While I have no doubt the Samsung Galaxy S 3, Galaxy S3D, and Galaxy Stylus 3 will sell well this summer, they won't be competing against the iPhone 5. They'll be competing against the iPhone 4S. iPhone 5 won't be announced at WWDC, at least that's my bet based on Apple's last holiday quarter. And despite going head-to-head against the iPhone 4S they'll still lose. Mark my words.

More on Samsung Sales Numbers

Ross Rubin:

The iPhone 4S outsold the iPhone 4 by 75%, and outsold the iPhone 3GS, available for free on AT&T, five to one...
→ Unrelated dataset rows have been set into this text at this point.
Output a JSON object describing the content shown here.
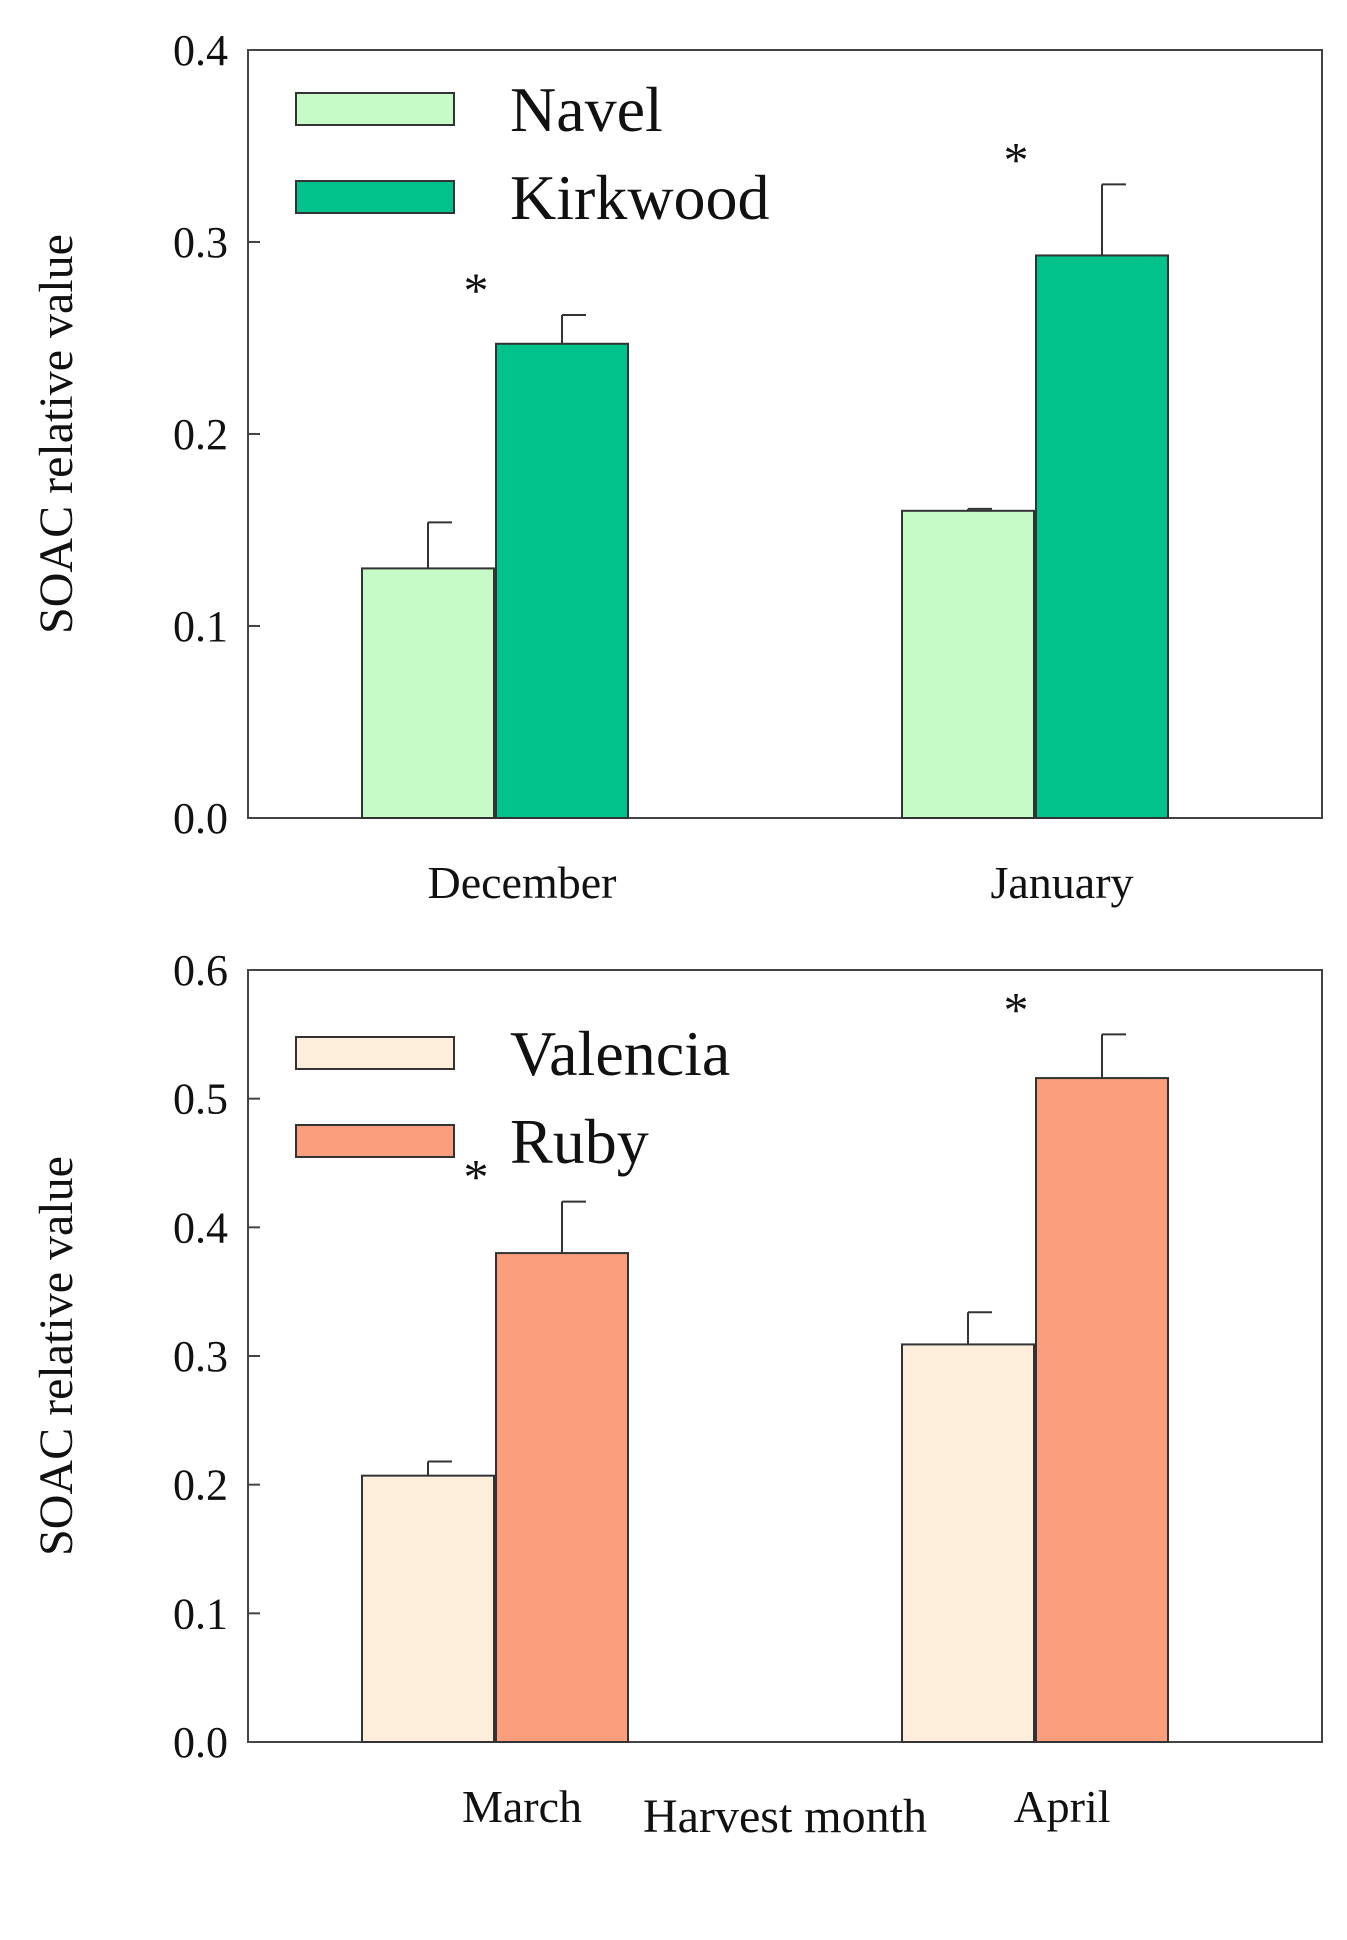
{
  "chart_data": [
    {
      "type": "bar",
      "title": "",
      "xlabel": "",
      "ylabel": "SOAC relative value",
      "ylim": [
        0,
        0.4
      ],
      "yticks": [
        0.0,
        0.1,
        0.2,
        0.3,
        0.4
      ],
      "ytick_labels": [
        "0.0",
        "0.1",
        "0.2",
        "0.3",
        "0.4"
      ],
      "categories": [
        "December",
        "January"
      ],
      "legend_position": "top-left",
      "series": [
        {
          "name": "Navel",
          "color": "#c6fac6",
          "values": [
            0.13,
            0.16
          ],
          "errors": [
            0.024,
            0.001
          ]
        },
        {
          "name": "Kirkwood",
          "color": "#00c28a",
          "values": [
            0.247,
            0.293
          ],
          "errors": [
            0.015,
            0.037
          ]
        }
      ],
      "annotations": [
        {
          "text": "*",
          "category": 0,
          "series": 1
        },
        {
          "text": "*",
          "category": 1,
          "series": 1
        }
      ]
    },
    {
      "type": "bar",
      "title": "",
      "xlabel": "Harvest month",
      "ylabel": "SOAC relative value",
      "ylim": [
        0,
        0.6
      ],
      "yticks": [
        0.0,
        0.1,
        0.2,
        0.3,
        0.4,
        0.5,
        0.6
      ],
      "ytick_labels": [
        "0.0",
        "0.1",
        "0.2",
        "0.3",
        "0.4",
        "0.5",
        "0.6"
      ],
      "categories": [
        "March",
        "April"
      ],
      "legend_position": "top-left",
      "series": [
        {
          "name": "Valencia",
          "color": "#fdeedc",
          "values": [
            0.207,
            0.309
          ],
          "errors": [
            0.011,
            0.025
          ]
        },
        {
          "name": "Ruby",
          "color": "#fa9e7e",
          "values": [
            0.38,
            0.516
          ],
          "errors": [
            0.04,
            0.034
          ]
        }
      ],
      "annotations": [
        {
          "text": "*",
          "category": 0,
          "series": 1
        },
        {
          "text": "*",
          "category": 1,
          "series": 1
        }
      ]
    }
  ]
}
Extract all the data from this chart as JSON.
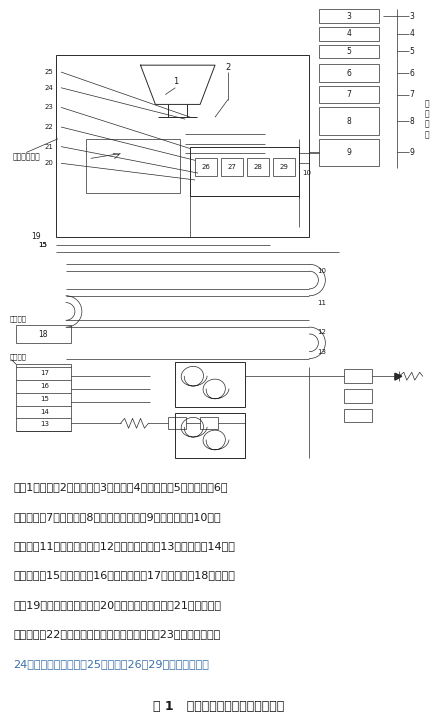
{
  "title": "图 1   脉冲振动螺旋搅拌机结构示意",
  "note_line1": "注：1．料斗；2．振动筛；3．电机；4．分动箱；5．变速箱；6．",
  "note_line2": "液压马达；7．液压泵；8．水泥供应系统；9．供水系统；10．搅",
  "note_line3": "拌叶片；11．螺旋搅拌轴；12．螺旋搅拌仓；13．交流电；14．脉",
  "note_line4": "冲整流器；15．变阻器；16．脉冲线圈；17．电磁铁；18．联接装",
  "note_line5": "置；19．光电计量配比仪；20．单档石料储存仓；21．合格料储",
  "note_line6": "料仓阀门；22．合格料储料仓（筛分仓阀门）；23．筛分仓阀门；",
  "note_line7": "24．激光级配检测仪；25．料门；26～29．石料储存仓。",
  "black": "#1a1a1a",
  "blue": "#3a6fa8",
  "bg": "#ffffff",
  "lc": "#2a2a2a"
}
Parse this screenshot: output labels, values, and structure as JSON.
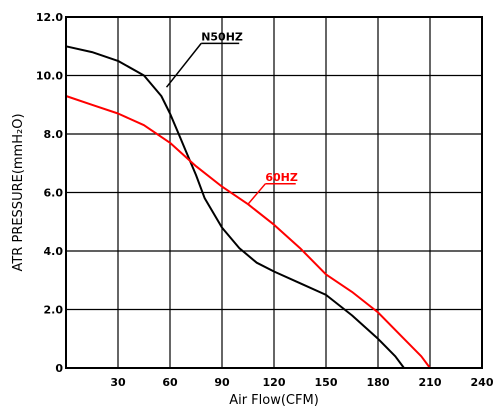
{
  "chart_data": {
    "type": "line",
    "xlabel": "Air Flow(CFM)",
    "ylabel": "ATR PRESSURE(mmH₂O)",
    "xlim": [
      0,
      240
    ],
    "ylim": [
      0,
      12
    ],
    "x_ticks": [
      30,
      60,
      90,
      120,
      150,
      180,
      210,
      240
    ],
    "x_tick_labels": [
      "30",
      "60",
      "90",
      "120",
      "150",
      "180",
      "210",
      "240"
    ],
    "y_ticks": [
      0,
      2,
      4,
      6,
      8,
      10,
      12
    ],
    "y_tick_labels": [
      "0",
      "2.0",
      "4.0",
      "6.0",
      "8.0",
      "10.0",
      "12.0"
    ],
    "grid": true,
    "series": [
      {
        "name": "N50HZ",
        "color": "#000000",
        "x": [
          0,
          15,
          30,
          45,
          55,
          60,
          65,
          70,
          75,
          80,
          90,
          100,
          110,
          120,
          135,
          150,
          165,
          180,
          190,
          195
        ],
        "y": [
          11.0,
          10.8,
          10.5,
          10.0,
          9.3,
          8.7,
          8.0,
          7.3,
          6.6,
          5.8,
          4.8,
          4.1,
          3.6,
          3.3,
          2.9,
          2.5,
          1.8,
          1.0,
          0.4,
          0
        ]
      },
      {
        "name": "60HZ",
        "color": "#ff0000",
        "x": [
          0,
          15,
          30,
          45,
          60,
          75,
          90,
          105,
          120,
          135,
          150,
          165,
          180,
          195,
          205,
          210
        ],
        "y": [
          9.3,
          9.0,
          8.7,
          8.3,
          7.7,
          6.9,
          6.2,
          5.6,
          4.9,
          4.1,
          3.2,
          2.6,
          1.9,
          1.0,
          0.4,
          0
        ]
      }
    ],
    "annotations": [
      {
        "text": "N50HZ",
        "color": "#000000",
        "label_at": [
          78,
          11.2
        ],
        "points_to": [
          58,
          9.6
        ]
      },
      {
        "text": "60HZ",
        "color": "#ff0000",
        "label_at": [
          115,
          6.4
        ],
        "points_to": [
          105,
          5.6
        ]
      }
    ]
  }
}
This means (approximately) 9.5 million iPhone 4S, 5.5 million iPhone 4, and 2 million iPhone 3GS. We know that the Samsung Galaxy S II came in behind the 3GS, so let's say they got 1.9 million in sales and let's give the Galaxy S 4G 1.8 million (Android OEMs don't seem to release sales numbers). That means iPhone as a brand outsold the Galaxy phones by a factor of 4.6-to-1.

(via TechCrunch)

Samsung Mocks Line-Standers

US Smartphone Sales Q4 2011, according to NDP:

  1. Apple iPhone 4S
  2. Apple iPhone 4
  3. Apple iPhone 3GS
  4. Samsung GALAXY S II
  5. Samsung GALAXY S 4G

If you've seen Samsung's latest series of ads mocking iPhone users (culminating in an unbelievable Super Bowl ad) who standing line for a phone but are worried about people knowing they've upgraded, or if it has 4G, or bemoaning the lack of a pen.

FIrst of all, the idea that people lining up for an Apple product launch wouldn't already know this stuff is crazy-pants.

Secondly, the iPhone 3GS outsold the Galaxy S2 in Q4 2011. The phone that went on sale in Q2 2009 outsold the Galaxy S2. Suffice it to say that I doubt people in line at an Apple store are falling all over themselves to try the latest stylus tablephone. I would also wager that Samsung wouldn't be making fun of those line-standers if they had some of their own.